Sunlight settling nervously on a kitchen chair; rainwater filling up a shallow gully; endless panoramic stretches of billowing fields.
If these elements don’t appeal to you, neither do the films of Terence Davies, the English screenwriter and director responsible for “The Deep Blue Sea,” “The House of Mirth” and “Distant Voices, Still Loves,” whose gifts are exclusively for the patient. His films have always captured the yearning of the repressed, which can be said for the director himself, whose latest stately, stunning and, at times, anesthetizing literary adaptation is “Sunset Song.”
Adapted from the influential 1932 Scottish novel by Lewis Grassic Gibbon, the film stretches a few significant years in the life of Chris Guthrie (Agyness Deyn), who learns love and sex the hard way over a harvest cycle of trials and tragedies. As manifested by Davies, it’s also clearly a feminist work, with Chris finding liberation and even a fleeting little joy in the steady disintegration of her family, beginning with a murder-suicide that happens so swiftly (perhaps the harshest, and only real plot contortion in this story) you might miss it.
There is also Chris’ father, a grim paterfamilias played excellently by Peter Mullan, who rapes his wife, wants to rape his daughter and lashes his eldest son Will (rather strapping Jack Greenlees), the scapegoat bearing the brunt of all his father’s unrealized sexual frustrations. Which is an issue for many of the characters in “Sunset Song,” though less violently.

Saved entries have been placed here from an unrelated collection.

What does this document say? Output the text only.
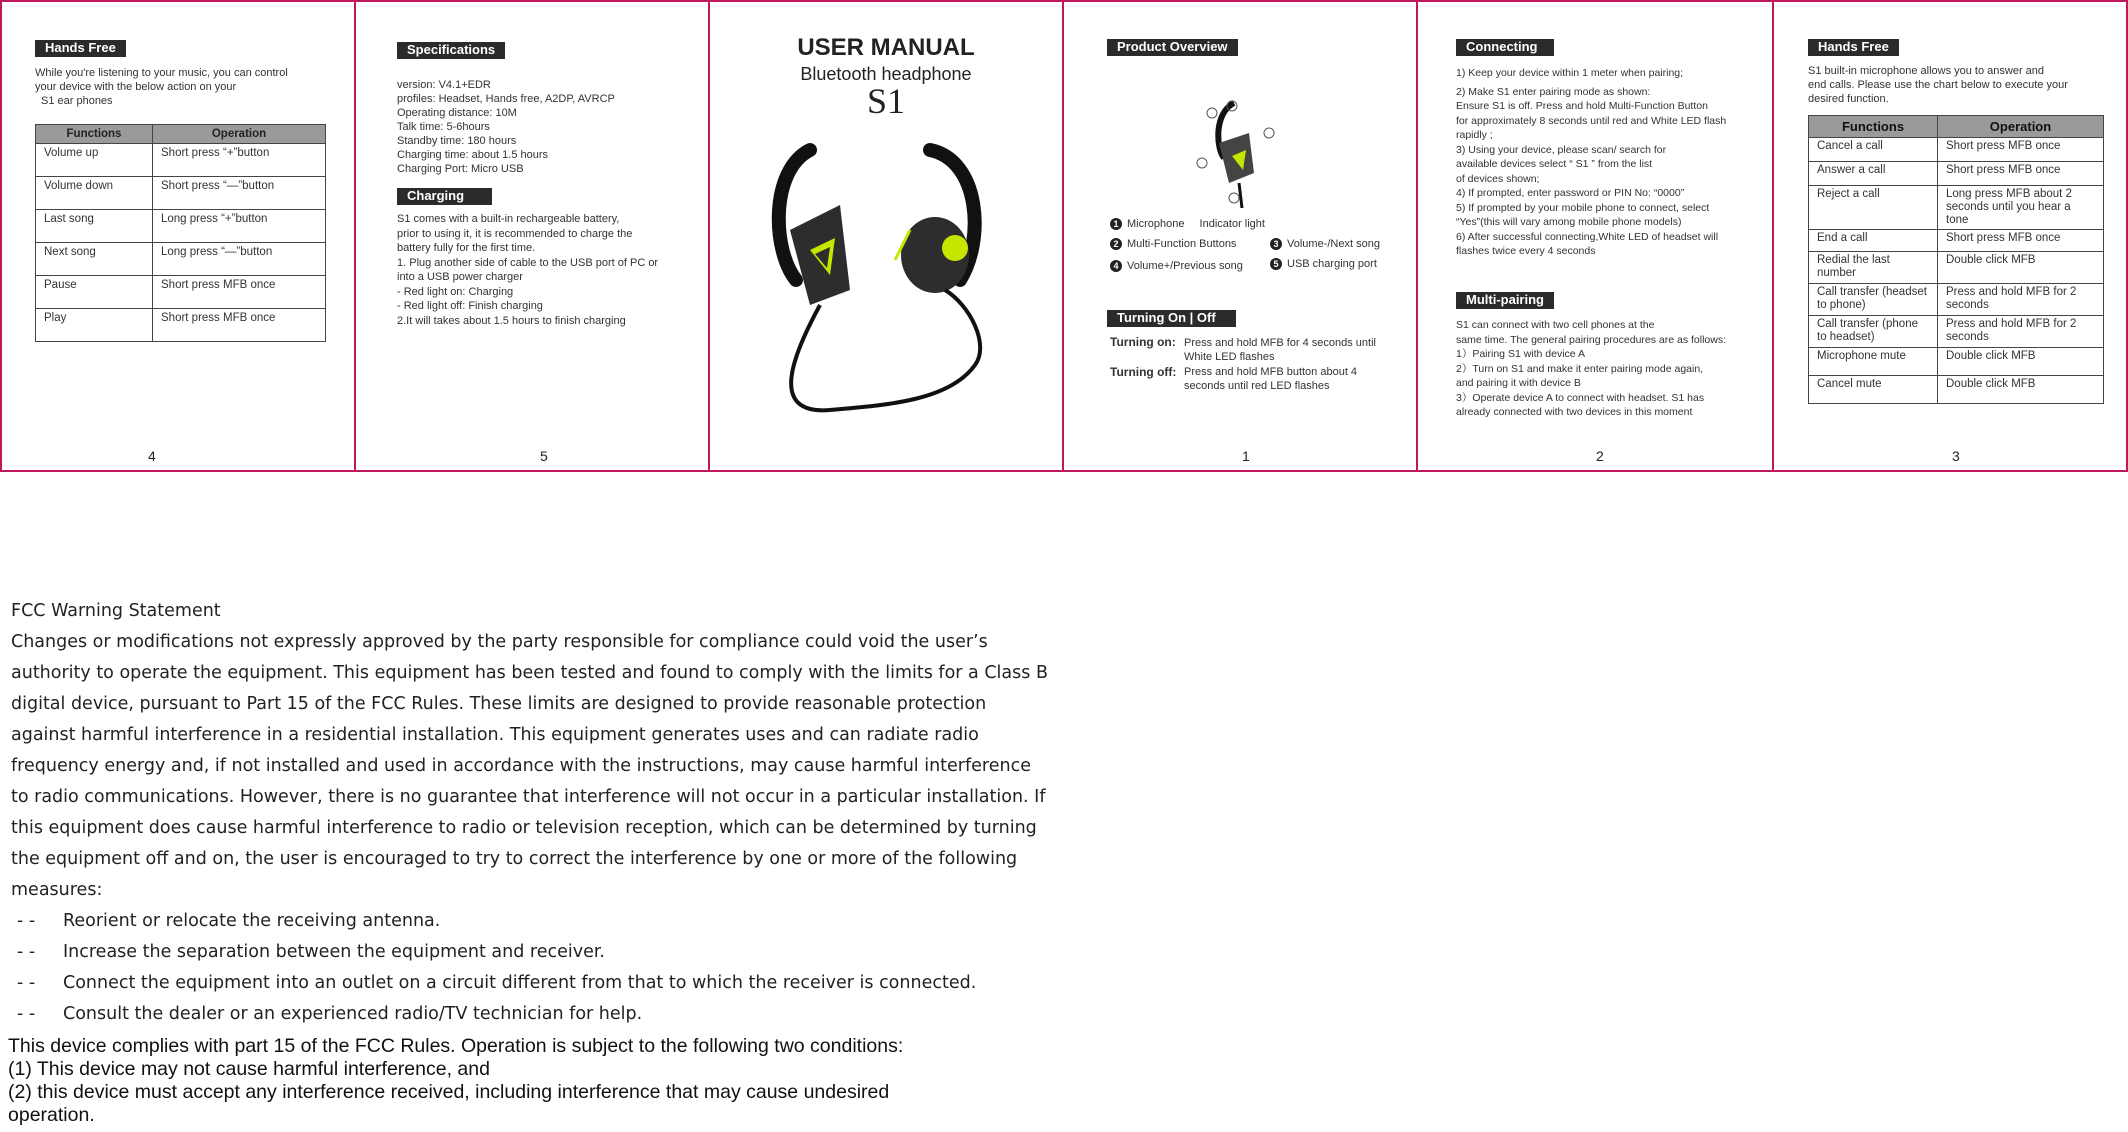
Hands Free
While you're listening to your music, you can control your device with the below action on your
S1 ear phones
Functions	Operation
Volume up	Short press “+”button
Volume down	Short press “—”button
Last song	Long press “+”button
Next song	Long press “—”button
Pause	Short press MFB once
Play	Short press MFB once
4
Specifications
version: V4.1+EDR
profiles: Headset, Hands free, A2DP, AVRCP
Operating distance: 10M
Talk time: 5-6hours
Standby time: 180 hours
Charging time: about 1.5 hours
Charging Port: Micro USB
Charging
S1 comes with a built-in rechargeable battery,
prior to using it, it is recommended to charge the
battery fully for the first time.
1. Plug another side of cable to the USB port of PC or
into a USB power charger
- Red light on: Charging
- Red light off: Finish charging
2.It will takes about 1.5 hours to finish charging
5
USER MANUAL
Bluetooth headphone
S1
Product Overview
1 Microphone Indicator light
2 Multi-Function Buttons	3 Volume-/Next song
4 Volume+/Previous song	5 USB charging port
Turning On | Off
Turning on: Press and hold MFB for 4 seconds until
White LED flashes
Turning off: Press and hold MFB button about 4
seconds until red LED flashes
1
Connecting
1) Keep your device within 1 meter when pairing;
2) Make S1 enter pairing mode as shown:
Ensure S1 is off. Press and hold Multi-Function Button
for approximately 8 seconds until red and White LED flash
rapidly ;
3) Using your device, please scan/ search for
available devices select “ S1 ” from the list
of devices shown;
4) If prompted, enter password or PIN No: “0000”
5) If prompted by your mobile phone to connect, select
“Yes”(this will vary among mobile phone models)
6) After successful connecting,White LED of headset will
flashes twice every 4 seconds
Multi-pairing
S1 can connect with two cell phones at the
same time. The general pairing procedures are as follows:
1）Pairing S1 with device A
2）Turn on S1 and make it enter pairing mode again,
and pairing it with device B
3）Operate device A to connect with headset. S1 has
already connected with two devices in this moment
2
Hands Free
S1 built-in microphone allows you to answer and
end calls. Please use the chart below to execute your
desired function.
Functions	Operation
Cancel a call	Short press MFB once
Answer a call	Short press MFB once
Reject a call	Long press MFB about 2 seconds until you hear a tone
End a call	Short press MFB once
Redial the last number	Double click MFB
Call transfer (headset to phone)	Press and hold MFB for 2 seconds
Call transfer (phone to headset)	Press and hold MFB for 2 seconds
Microphone mute	Double click MFB
Cancel mute	Double click MFB
3

FCC Warning Statement

Changes or modifications not expressly approved by the party responsible for compliance could void the user’s authority to operate the equipment. This equipment has been tested and found to comply with the limits for a Class B digital device, pursuant to Part 15 of the FCC Rules. These limits are designed to provide reasonable protection against harmful interference in a residential installation. This equipment generates uses and can radiate radio frequency energy and, if not installed and used in accordance with the instructions, may cause harmful interference to radio communications. However, there is no guarantee that interference will not occur in a particular installation. If this equipment does cause harmful interference to radio or television reception, which can be determined by turning the equipment off and on, the user is encouraged to try to correct the interference by one or more of the following measures:

- - Reorient or relocate the receiving antenna.

- - Increase the separation between the equipment and receiver.

- - Connect the equipment into an outlet on a circuit different from that to which the receiver is connected.

- - Consult the dealer or an experienced radio/TV technician for help.

This device complies with part 15 of the FCC Rules. Operation is subject to the following two conditions:

(1) This device may not cause harmful interference, and

(2) this device must accept any interference received, including interference that may cause undesired

operation.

Chris experiences her own sexual blossoming after her father dies and brother scatters and she’s left alone, without a male overlord, to tend to her family’s estate, immediately insisting to live alone. She marries a sweet-seeming young man, Ewan Tavendale (Kevin Guthrie), who inevitably turns to ice after enlisting in the war.

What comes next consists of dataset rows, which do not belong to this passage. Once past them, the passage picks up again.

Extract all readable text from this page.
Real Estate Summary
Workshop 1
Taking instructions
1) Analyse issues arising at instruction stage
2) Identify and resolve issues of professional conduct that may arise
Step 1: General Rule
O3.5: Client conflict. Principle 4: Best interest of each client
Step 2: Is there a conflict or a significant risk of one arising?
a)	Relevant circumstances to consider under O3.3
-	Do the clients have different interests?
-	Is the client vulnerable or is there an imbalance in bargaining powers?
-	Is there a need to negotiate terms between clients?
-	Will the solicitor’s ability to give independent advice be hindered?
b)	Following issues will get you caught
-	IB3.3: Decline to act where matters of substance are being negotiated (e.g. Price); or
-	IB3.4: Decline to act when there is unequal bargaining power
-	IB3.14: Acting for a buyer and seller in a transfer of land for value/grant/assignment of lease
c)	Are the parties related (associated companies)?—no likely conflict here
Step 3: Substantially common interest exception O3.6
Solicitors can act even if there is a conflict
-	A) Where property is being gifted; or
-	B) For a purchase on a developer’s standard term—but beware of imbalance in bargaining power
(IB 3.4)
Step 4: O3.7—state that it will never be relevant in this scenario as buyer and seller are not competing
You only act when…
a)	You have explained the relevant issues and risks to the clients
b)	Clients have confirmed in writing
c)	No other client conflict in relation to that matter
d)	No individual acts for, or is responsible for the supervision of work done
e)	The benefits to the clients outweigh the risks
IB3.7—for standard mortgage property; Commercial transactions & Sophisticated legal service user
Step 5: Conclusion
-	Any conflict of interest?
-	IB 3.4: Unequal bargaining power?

“Sunset Song” is a gently lolling string of such inevitabilities: even new things get old, love fades, and life on the moorland becomes torment. While Gibbon’s salt-of-the-earth style text mostly gets softened by Davies’ trademark whisper of a touch, there are a few sequences —however implied — that jut shockingly from the decorous pageantry on display. There is one unsettling dissolve from carnivorous sex to the shattering cries of body-wrecking childbirth; this all culminates in an obstetrician slicing and swallowing a hard-boiled egg.
Shooting, as ever, gorgeously in 65mm with DP Michael McDonugh, Davies has made another movie to be slotted in the “handsomely mounted” category, though less repressed this time. As the fiery, flickering, mercurial Chris, Agyness Deyn brings an otherworldly intensity to the role, burning holes in the screen as she snuffs out every albatross in her life (usual in the form of men) before falling into a weeping heap of herself on the floor. The film moves slowly as a turtle, with all emotions encrypted, all edges sanded down. It won’t be an easy sell stateside. But for patient viewers looking for knockout tableaux and the sort of slow cinema of storytelling yesteryear that Davies has dedicated his life’s work to, “Sunset Song” is a rapturous, ravishing swell of a movie.